The stories are often fanciful. After all, they belong to many centuries of folklore. When I would follow them up in The Golden Legend or other hagiographies, the stories would branch, mingle, blend, and conflict. But for myself, I keep fast to the stories that beguiled me.
Today Saint Sara the Egyptian is worshiped by the Roma, annually at Saintes-Maries-de-la-Mer, and they carry her statue into the sea. The Bishop comes to give his blessing although, just as in the case of St. Christopher, the Church does not recognize her as a saint.
The story I heard is not one of those told at this feast, but it is the one I love.
In the first century of our era Sara, a black woman from Egypt, was a serving maid in a Christian household in Jerusalem. This was during the years just after the crucifixion, a time of persecutions. The entire family, their servants, and some other Christians — as it is now told, the three Maries of the Gospels — escaped on a boat. The Mediterranean was stormy, so stormy in fact that when the tempest was over, the ship was adrift without sails or rudder. Happily a coast was in view; it was the coast of the Camargue, west of what is now Marseille.

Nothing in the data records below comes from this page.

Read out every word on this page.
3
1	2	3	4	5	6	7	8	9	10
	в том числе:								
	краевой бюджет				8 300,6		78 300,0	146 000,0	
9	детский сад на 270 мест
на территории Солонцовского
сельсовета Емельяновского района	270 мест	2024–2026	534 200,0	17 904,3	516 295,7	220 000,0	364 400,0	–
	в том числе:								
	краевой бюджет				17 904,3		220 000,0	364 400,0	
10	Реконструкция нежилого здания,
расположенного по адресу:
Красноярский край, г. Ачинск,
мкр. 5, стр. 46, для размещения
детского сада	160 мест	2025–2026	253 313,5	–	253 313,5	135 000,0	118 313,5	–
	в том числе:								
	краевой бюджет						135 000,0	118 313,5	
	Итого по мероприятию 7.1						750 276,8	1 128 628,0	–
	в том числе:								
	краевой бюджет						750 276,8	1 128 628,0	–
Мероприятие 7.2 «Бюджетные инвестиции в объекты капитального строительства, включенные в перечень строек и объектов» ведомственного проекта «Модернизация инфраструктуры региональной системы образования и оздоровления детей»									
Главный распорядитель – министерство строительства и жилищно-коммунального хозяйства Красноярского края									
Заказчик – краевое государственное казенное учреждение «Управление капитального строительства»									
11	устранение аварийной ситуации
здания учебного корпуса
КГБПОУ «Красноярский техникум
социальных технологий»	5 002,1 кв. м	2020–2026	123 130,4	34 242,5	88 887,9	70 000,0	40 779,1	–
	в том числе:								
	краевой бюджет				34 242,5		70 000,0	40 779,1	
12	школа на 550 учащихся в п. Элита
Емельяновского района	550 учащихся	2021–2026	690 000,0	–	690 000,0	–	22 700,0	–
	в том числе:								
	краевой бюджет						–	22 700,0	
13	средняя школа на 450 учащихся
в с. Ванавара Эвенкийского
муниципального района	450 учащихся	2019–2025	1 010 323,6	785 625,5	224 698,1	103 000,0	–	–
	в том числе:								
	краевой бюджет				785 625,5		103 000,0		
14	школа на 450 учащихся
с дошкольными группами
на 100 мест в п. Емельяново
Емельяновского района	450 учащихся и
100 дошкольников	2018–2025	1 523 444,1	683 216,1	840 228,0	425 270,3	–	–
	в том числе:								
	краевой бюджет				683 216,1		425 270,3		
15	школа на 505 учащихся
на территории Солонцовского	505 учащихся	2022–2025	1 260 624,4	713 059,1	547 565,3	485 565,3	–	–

How to reach it? They prayed for a miracle, but no miracle happened. The boat drifted aimlessly. Fishermen came out in little boats, and offered to tow them for a fee. But all ballast, including all that was valuable, had been thrown overboard during the tempest, to lighten the boat.
The fishermen were adamant.
Then Sara, who was very beautiful, offered a payment, and the fishermen accepted. Sara stood on the prow and slowly disrobed, a saintly strip tease, for the duration of the towing. That is how the Christians were saved, and how the Camargue was first evangelized.
The Church and historical fact aside, Saint Sara is a real saint. Later, traveling east into northern Italy, I learned of a woman who is not a saint but might well have been. This the story of the Beautiful Ada.
I heard about her when visiting the Abbey of San Michele near Torino. The care-taker monk told me the legend. It happened in a time of war, but there were so many wars, skirmishes, raids, sieges. Ruins of forts and castles are strewn everywhere across this region. Ada was a young woman in a village near the Abbey. When the soldiers came all the villagers rushed to the Abbey for shelter, but the enemy was on their heels. Pursued by the mercenaries, Ada fled to the top of the monastery’s outer tower. She heard the soldiers’ boots on the stairs behind her, there was nowhere to go. Commanding her life to the care of San Michele, she leaped off. There was a miracle. Miraculously unhurt, she escaped to safety.
But during the Feast of San Michele a year later, she leaped off again, on a wager, and it broke every bone in her body.
The Beautiful Ada might have been a saint, if not for one foolish moment later in life.